Un ciclo virtuoso que se abrió con una herejía

La inauguración del ciclo virtuoso del peronismo en el poder fue el 20 de diciembre de 1998, con el triunfo de la fórmula de José Manuel de la Sota – Germán Kammerath sobre un radicalismo que ya llevaba 16 años en el poder provincial.

Por Gabriel Osman

El peronismo de Córdoba muestra, quizás como ningún otro distrito, cómo le sienta de bien el poder para resolver sus conflictos internos. Claro, esto es cierto en el ciclo institucional que comenzó en 1983, el continuo más largo en la historia del país. Antes, en la década de plomo, fue el peor del país, para este y otros asuntos. En aquellos años dirimían sus diferencias a los tiros y tampoco las resolvían.
Estos dos ciclos, tan distintos en calidad y duración, pueden haber operado uno sobre otro, con el aprendizaje histórico realizado. Pero aquellos años del retorno de Juan Perón y después de un peronismo sin Perón, fueron dramáticos, pero finalmente un lapsus. Porque, después de todo, le sienta muy bien el poder: su irrupción fue un subproducto del golpe de ’43 y el poder está en su partida de nacimiento. Esto es más cierto todavía si se lo contrasta con el nacimiento de la UCR pos Revolución del Parque. Allí apareció y debió esperar en el llano un cuarto de siglo para llegar a la Presidencia.
La inauguración del ciclo virtuoso del peronismo en el poder fue el 20 de diciembre de 1998, con el triunfo de la fórmula de José Manuel de la Sota – Germán Kammerath sobre un radicalismo que ya llevaba 16 años en el gobierno provincial y municipal. Fue posible por gruesos errores de estrategia electoral de Ramón Bautista Mestre y por la audacia política del recientemente desaparecido rival: urdió una alianza con su principal enemigo en el Partido Justicialista.

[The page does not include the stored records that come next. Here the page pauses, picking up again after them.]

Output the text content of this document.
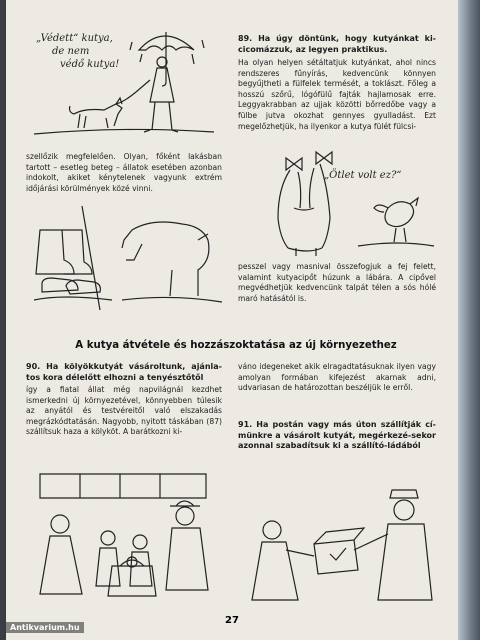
„Védett“ kutya,
de nem
védő kutya!

szellőzik megfelelően. Olyan, főként lakásban tartott – esetleg beteg – állatok esetében azonban indokolt, akiket kénytelenek vagyunk extrém időjárási körülmények közé vinni.

89. Ha úgy döntünk, hogy kutyánkat ki-cicomázzuk, az legyen praktikus.

Ha olyan helyen sétáltatjuk kutyánkat, ahol nincs rendszeres fűnyírás, kedvencünk könnyen begyűjtheti a fülfelek termését, a toklászt. Főleg a hosszú szőrű, lógófülű fajták hajlamosak erre. Leggyakrabban az ujjak közötti bőrredőbe vagy a fülbe jutva okozhat gennyes gyulladást. Ezt megelőzhetjük, ha ilyenkor a kutya fülét fülcsi-

„Ötlet volt ez?“

pesszel vagy masnival összefogjuk a fej felett, valamint kutyacipőt húzunk a lábára. A cipővel megvédhetjük kedvencünk talpát télen a sós hólé maró hatásától is.

A kutya átvétele és hozzászoktatása az új környezethez

90. Ha kölyökkutyát vásároltunk, ajánla-tos kora délelőtt elhozni a tenyésztőtől

így a fiatal állat még napvilágnál kezdhet ismerkedni új környezetével, könnyebben túlesik az anyától és testvéreitől való elszakadás megrázkódtatásán. Nagyobb, nyitott táskában (87) szállítsuk haza a kölyköt. A barátkozni ki-

váno idegeneket akik elragadtatásuknak ilyen vagy amolyan formában kifejezést akarnak adni, udvariasan de határozottan beszéljük le erről.

91. Ha postán vagy más úton szállítják cí-münkre a vásárolt kutyát, megérkezé-sekor azonnal szabadítsuk ki a szállító-ládából

27
Antikvarium.hu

Carlos Menem había derrotado sorpresivamente a la fórmula Antonio Cafiero –José Manuel de la Sota en las internas partidarias de julio de 1988. Eran el agua y el aceite, pero a ninguno de los dos le faltaba audacia. Si no puedes vencer a tu enemigo, únete a él, fue la formula que –con o sin la lectura de El Príncipe, de Nicolás Maquievelo- aplicó el luego tres veces gobernador, que acordó un ensamble con la Ucedé. El riojano puso a su delfín, también riojano, Kammerath, como prenda para entrar segundo en la fórmula de la flamante alianza de Unión Por Córdoba, para la cual aportaba un 10% crítico de capital electoral para quebrar la hegemonía radical. Le hizo acreedor a la Vicegobernación, que ejerció durante algunos meses, y después, para la verdadera contraparte del contrato, la Municipalidad de Córdoba. Que ganó, porque el peronismo, ya en la Casa de Gobierno cuando esa elección, sabe qué tiene que hacer con el poder. Fue más notable este triunfo que el provincial, porque la UCR había administrado notablemente el municipio durante 16 años, con dos períodos brillantes de Ramón Bautista Mestre y otros dos en línea de Rubén Martí.

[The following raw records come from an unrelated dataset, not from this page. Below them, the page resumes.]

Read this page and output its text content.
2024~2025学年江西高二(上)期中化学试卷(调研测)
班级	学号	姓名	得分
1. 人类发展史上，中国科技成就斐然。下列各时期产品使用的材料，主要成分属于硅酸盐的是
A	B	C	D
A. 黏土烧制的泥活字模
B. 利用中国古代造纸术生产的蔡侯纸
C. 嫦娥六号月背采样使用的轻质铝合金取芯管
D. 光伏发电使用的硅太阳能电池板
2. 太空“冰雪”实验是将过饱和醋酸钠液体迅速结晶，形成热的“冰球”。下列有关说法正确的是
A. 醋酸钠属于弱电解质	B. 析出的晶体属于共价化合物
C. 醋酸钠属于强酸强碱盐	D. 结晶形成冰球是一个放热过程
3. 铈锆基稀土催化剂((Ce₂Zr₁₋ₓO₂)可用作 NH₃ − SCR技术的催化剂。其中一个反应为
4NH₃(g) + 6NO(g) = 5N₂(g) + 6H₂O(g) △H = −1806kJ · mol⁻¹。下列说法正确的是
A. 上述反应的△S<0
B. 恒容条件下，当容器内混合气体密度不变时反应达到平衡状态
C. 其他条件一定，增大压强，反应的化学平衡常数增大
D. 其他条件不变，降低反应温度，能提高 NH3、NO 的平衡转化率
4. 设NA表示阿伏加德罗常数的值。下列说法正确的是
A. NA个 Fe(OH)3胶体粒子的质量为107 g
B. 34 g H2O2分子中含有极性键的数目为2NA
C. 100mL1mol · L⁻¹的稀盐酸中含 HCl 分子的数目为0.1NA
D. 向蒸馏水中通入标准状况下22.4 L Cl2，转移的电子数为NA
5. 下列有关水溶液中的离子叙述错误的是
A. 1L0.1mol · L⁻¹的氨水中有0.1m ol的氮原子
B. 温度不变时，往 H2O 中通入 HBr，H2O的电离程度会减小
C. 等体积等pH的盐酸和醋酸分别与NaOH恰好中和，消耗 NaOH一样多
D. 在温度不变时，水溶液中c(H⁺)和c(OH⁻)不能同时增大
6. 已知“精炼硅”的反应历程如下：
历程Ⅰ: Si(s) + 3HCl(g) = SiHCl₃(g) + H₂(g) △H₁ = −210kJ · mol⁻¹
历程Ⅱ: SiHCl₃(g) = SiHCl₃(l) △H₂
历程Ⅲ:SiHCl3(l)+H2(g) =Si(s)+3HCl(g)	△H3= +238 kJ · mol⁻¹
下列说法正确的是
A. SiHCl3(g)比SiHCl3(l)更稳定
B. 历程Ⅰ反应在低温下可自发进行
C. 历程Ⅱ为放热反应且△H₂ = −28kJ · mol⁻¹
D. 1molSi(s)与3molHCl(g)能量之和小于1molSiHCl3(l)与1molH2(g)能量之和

De la Sota había llegado a la Casa de las Tejas después de tres derrotas consecutivas a mano de radicales: una contra Mestre (2003) y las dos restantes con Eduardo Angeloz (1987 y 1991). Pero, increíblemente, nunca había perdido el liderazgo partidario, aunque sí la conducción formal a manos de intervenciones federales del partido, dispuestas por Carlos Menem, y un pequeño hiato en una elección que lo enfrentó a Juan Schiaretti a comienzos de los ’90.
De cada derrota, De la Sota emergía más entero y conservaba el poder partidario. Claro que con resultados más que parejos, en particular el de 1987. Fue esta ascendencia en el peronismo cordobés y no otra cosa lo que le dio margen para un acuerdo con Menem. No era el mejor año de la Convertibilidad y tampoco el del riojano.
Ya casi de manera póstuma, De la Sota intentó un acercamiento al kirchnerismo, él que era precisamente la principal víctima del destrato de Cristina Kirchner. Al principio fue criticado por esta audacia extrema –incluso, quien escribe estas líneas. Pero probablemente no lo comprendieron. Le asistía todo el derecho, porque era la víctima, no el victimario, y tenía el derecho de autor para estas herejías. Paradoja: hoy lamentan su súbita muerte hasta los kirchneristas.